II. Coal Ash Rule Brings Additional Pathways for Litigation
EPA’s April 2015 rulemaking addressing coal combustion residuals, which was promulgated under RCRA, likely will provide further legal bases for citizen suits. In addition to the RCRA provision providing for citizen suits alleging imminent and substantial endangerment, RCRA also authorizes citizens to sue for violations of any standard promulgated under RCRA—including the new standards in the rulemaking applicable to coal ash landfills and surface impoundments. Generally speaking, the rule sets forth requirements related to location of coal ash units, liner design criteria, structural integrity requirements, operating criteria, groundwater monitoring, corrective actions, and closure and post-closure care.

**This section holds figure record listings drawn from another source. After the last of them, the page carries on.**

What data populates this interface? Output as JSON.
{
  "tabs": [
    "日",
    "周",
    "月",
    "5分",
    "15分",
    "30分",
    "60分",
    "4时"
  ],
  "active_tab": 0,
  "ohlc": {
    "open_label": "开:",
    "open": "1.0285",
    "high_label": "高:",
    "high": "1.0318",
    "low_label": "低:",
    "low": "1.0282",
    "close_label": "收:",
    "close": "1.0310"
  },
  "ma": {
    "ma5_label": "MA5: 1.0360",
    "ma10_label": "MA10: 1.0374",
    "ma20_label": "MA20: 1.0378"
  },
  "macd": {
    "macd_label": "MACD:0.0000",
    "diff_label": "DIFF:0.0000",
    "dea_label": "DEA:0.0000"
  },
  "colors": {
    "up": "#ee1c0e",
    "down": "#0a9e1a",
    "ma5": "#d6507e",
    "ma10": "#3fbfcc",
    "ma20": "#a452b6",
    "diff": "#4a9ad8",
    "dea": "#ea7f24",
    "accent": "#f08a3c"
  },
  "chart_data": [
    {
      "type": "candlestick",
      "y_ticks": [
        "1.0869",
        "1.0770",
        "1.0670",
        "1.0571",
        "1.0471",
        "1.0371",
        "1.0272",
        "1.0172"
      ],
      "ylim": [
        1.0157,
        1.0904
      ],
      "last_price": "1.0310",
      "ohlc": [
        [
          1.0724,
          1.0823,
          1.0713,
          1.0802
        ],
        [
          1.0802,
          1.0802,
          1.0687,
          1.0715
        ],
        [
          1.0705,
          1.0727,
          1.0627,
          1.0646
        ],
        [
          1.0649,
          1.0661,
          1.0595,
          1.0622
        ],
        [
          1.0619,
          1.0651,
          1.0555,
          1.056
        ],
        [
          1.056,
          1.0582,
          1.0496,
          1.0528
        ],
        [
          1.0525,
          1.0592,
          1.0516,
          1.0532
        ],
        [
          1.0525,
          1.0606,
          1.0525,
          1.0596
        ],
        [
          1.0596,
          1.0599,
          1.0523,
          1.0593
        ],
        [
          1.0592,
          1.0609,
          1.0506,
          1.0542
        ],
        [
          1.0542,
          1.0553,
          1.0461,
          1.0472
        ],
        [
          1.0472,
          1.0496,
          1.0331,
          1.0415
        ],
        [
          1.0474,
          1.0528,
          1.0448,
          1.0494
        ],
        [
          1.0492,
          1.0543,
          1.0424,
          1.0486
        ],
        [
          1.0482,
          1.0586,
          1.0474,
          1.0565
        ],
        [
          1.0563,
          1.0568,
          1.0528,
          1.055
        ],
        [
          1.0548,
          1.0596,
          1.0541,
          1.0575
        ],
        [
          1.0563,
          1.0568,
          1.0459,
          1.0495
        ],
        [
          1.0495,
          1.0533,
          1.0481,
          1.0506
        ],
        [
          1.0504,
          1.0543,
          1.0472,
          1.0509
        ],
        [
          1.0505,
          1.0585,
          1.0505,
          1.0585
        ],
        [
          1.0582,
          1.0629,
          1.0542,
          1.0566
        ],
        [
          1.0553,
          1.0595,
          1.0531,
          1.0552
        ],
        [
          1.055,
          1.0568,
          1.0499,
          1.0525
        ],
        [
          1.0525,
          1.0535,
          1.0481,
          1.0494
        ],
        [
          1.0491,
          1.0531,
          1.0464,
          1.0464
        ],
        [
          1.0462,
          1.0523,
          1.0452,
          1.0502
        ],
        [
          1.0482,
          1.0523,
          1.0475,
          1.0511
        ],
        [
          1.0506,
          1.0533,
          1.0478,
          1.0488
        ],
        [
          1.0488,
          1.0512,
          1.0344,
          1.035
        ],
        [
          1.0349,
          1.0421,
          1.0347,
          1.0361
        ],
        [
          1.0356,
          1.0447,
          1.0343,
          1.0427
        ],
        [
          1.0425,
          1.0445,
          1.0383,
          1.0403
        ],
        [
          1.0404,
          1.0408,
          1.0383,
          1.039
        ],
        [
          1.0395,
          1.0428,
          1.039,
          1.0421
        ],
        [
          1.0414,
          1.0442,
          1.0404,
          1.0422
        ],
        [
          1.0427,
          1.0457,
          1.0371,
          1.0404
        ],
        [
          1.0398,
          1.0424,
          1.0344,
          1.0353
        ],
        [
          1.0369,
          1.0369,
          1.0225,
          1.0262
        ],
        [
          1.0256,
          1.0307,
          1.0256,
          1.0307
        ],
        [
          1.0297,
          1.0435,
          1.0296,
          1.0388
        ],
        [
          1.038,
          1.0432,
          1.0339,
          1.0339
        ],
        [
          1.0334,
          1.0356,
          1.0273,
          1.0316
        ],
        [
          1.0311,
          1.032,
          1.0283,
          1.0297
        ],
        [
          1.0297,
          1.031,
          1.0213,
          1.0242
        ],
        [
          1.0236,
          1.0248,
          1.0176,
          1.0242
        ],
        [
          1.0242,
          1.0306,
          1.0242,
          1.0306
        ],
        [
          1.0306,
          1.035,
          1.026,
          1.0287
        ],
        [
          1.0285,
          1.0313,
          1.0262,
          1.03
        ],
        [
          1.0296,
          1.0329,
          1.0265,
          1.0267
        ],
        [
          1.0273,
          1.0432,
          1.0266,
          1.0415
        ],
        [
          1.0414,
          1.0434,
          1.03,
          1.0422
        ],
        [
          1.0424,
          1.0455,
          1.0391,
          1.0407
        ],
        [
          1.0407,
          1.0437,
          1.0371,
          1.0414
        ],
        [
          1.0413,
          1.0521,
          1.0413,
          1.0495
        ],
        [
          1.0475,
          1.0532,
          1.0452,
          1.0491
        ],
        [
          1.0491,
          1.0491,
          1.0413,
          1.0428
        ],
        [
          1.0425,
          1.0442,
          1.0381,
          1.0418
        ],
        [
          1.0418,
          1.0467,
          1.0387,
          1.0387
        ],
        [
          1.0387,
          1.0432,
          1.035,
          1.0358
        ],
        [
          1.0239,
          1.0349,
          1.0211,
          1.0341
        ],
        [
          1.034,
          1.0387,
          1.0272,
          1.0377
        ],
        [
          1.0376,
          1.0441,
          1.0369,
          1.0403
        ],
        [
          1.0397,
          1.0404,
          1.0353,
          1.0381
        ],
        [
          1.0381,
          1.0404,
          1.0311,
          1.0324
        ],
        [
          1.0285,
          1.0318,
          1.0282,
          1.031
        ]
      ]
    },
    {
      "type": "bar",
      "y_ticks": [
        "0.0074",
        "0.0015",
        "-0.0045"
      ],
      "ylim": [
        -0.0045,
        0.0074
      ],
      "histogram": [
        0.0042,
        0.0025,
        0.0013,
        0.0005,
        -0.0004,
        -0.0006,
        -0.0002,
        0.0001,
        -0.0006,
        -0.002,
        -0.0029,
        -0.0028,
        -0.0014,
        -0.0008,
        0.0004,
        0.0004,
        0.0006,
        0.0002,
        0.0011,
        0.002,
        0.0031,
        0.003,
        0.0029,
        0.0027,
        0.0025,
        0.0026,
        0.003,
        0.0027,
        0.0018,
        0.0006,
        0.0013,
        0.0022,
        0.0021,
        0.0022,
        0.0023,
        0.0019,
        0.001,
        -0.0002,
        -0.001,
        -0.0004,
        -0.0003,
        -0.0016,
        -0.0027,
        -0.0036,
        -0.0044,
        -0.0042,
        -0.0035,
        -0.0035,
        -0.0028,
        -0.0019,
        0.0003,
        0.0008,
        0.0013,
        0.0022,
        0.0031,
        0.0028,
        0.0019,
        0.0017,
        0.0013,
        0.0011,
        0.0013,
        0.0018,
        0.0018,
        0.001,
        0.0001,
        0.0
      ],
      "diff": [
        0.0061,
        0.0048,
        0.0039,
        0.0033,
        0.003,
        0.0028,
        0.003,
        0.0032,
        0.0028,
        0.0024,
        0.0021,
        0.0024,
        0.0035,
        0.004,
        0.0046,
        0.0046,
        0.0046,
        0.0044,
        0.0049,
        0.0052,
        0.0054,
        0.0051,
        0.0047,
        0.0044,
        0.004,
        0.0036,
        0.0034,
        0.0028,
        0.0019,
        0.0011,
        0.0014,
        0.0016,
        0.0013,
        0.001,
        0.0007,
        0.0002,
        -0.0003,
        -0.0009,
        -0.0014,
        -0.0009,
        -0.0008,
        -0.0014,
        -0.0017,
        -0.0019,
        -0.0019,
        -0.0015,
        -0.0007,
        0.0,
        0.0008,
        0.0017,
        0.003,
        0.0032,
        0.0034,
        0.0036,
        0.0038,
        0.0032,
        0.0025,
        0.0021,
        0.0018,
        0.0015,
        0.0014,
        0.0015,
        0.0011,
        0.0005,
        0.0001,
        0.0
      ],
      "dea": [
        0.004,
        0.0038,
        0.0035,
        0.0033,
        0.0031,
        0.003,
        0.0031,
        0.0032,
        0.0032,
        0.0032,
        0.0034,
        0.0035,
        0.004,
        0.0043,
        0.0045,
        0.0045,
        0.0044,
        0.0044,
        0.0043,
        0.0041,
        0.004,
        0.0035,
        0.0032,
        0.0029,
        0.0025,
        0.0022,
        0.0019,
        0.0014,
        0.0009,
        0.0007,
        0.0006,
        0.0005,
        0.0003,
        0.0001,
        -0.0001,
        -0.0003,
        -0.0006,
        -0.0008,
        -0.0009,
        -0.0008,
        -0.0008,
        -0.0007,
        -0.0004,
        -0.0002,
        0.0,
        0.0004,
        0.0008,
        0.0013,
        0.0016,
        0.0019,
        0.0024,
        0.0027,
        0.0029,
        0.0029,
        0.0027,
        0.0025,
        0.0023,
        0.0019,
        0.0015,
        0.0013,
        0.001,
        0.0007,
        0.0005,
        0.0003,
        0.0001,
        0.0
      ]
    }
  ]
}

The rule currently is being challenged in the D.C. Circuit by both environmental and industry groups.7
The rule not only requires groundwater monitoring for active coal ash impoundments (to be phased in beginning at the end of 2017), but also requires companies to publically post the results of their monitoring on a publically accessible website. Accordingly, environmental groups as well as neighbors and other interested citizens will have access to any evidence of groundwater contamination and may use this evidence—posted by the utility itself—to bring additional suits under RCRA and the CWA. Further, groundwater monitoring results also may engender toxic tort suits—as stand-alone suits or combined with RCRA or CWA citizen suits—especially where there is evidence of widespread contamination or where nearby landowners may be directly impacted.
Numerous suits currently are pending in federal (and also state) courts related to coal ash contamination, and these suits evince ongoing efforts by environmental groups to expand energy companies’ liability under the CWA and RCRA. In light of these suits—and EPA’s April 2015 coal ash rule—companies should be cognizant of their potential liability related to coal ash disposal and contamination, should be aware that they are increasingly going to be required to make information about their coal ash units and any related site contamination public, and therefore should take proactive steps to manage the litigation risks and minimize the potential for adverse legal and business outcomes.